Al fine di armonizzare il proprio “atterraggio” e di conseguenza ridurre gli effetti collaterali per l’intera economia internazionale, il governo cinese, nel caso in cui venisse deciso di non far entrare il Renminbi tra le valute di riserva, non ne dovrebbe fare un dramma (soprattutto poiché tale inclusione avrebbe più un valore simbolico che altro) ed anzi, dovrebbe incominciare a riformare in modo molto profondo e strutturale un’economia che si basa ancora su un modello di sviluppo ormai rotto.

Al momento, però, tra gli analisti le quotazioni che vedono il Renminbi entrare a far parte dei DSRs rimangono molto alte. Bisognerà quindi solo attendere cosa accadrà nel corso dei prossimi mesi, sia all’interno della Cina che a livello globale.

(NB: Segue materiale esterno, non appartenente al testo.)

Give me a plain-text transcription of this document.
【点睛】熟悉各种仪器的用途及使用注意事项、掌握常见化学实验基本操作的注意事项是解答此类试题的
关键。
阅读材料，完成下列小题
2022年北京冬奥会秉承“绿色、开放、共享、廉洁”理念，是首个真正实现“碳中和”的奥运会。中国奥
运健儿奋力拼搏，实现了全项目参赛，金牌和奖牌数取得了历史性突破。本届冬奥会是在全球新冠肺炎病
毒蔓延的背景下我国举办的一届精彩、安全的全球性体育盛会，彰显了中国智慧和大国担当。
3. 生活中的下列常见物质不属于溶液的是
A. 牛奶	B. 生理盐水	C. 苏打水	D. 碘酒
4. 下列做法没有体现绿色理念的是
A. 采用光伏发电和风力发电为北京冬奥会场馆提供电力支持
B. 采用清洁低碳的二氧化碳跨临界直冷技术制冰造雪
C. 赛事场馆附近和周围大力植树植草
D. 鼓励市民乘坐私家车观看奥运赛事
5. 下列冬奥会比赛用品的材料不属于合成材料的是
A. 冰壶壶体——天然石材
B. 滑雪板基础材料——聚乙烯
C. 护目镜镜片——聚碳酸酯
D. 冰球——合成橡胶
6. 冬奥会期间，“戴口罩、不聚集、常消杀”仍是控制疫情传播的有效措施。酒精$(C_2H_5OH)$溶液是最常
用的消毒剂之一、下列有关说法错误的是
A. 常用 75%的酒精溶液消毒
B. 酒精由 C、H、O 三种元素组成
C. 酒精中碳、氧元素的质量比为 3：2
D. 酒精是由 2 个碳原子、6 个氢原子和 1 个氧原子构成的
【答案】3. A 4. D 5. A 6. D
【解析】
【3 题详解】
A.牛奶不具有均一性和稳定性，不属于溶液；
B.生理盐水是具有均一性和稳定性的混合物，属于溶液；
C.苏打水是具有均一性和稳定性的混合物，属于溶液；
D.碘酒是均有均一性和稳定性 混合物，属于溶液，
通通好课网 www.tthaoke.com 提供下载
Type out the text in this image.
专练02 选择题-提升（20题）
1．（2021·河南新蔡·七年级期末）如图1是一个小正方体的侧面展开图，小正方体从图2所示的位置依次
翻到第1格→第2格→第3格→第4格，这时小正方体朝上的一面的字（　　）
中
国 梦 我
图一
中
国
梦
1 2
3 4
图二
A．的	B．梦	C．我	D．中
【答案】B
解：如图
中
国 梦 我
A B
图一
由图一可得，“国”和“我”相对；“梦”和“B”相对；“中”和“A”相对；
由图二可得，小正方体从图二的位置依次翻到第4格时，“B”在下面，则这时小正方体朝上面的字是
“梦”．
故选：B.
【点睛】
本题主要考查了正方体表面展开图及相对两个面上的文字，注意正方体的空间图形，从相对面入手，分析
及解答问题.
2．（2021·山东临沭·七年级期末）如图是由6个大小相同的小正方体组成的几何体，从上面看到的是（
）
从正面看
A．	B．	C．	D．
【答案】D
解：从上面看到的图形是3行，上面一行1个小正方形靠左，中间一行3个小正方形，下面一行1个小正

Le sfide che attendono il governo cinese sono tutt’altro che semplici da risolvere. Le autorità di Pechino si trovano davanti a un grosso dilemma: continuare a rattoppare un modello economico ormai vecchio e in fase di spegnimento oppure avviare un intenso e serio programma di liberalizzazione del conto capitale che miri a ridurre i controlli sui flussi di capitale in uscita, a rendere – gradualmente – il Renminbi liberamente utilizzabile e ad accrescere l’accesso straniero al proprio mercato azionario e al proprio mercato delle obbligazioni on-shore. La seconda opzione sarebbe ovviamente il percorso più giusto e naturale da scegliere e seguire per proseguire il lungo cammino di avvicinamento alle economie avanzate. Per istituzioni poco inclusive come quelle cinesi, però, tale percorso economico risulta – forse – essere anche il più difficile da implementare.

Al di là di ulteriori considerazioni riguardanti la Cina, una cosa è certa: il dibattito per modernizzare un sistema monetario internazionale che ormai ha fatto il suo corso deve continuare e deve farsi sempre più rumoroso.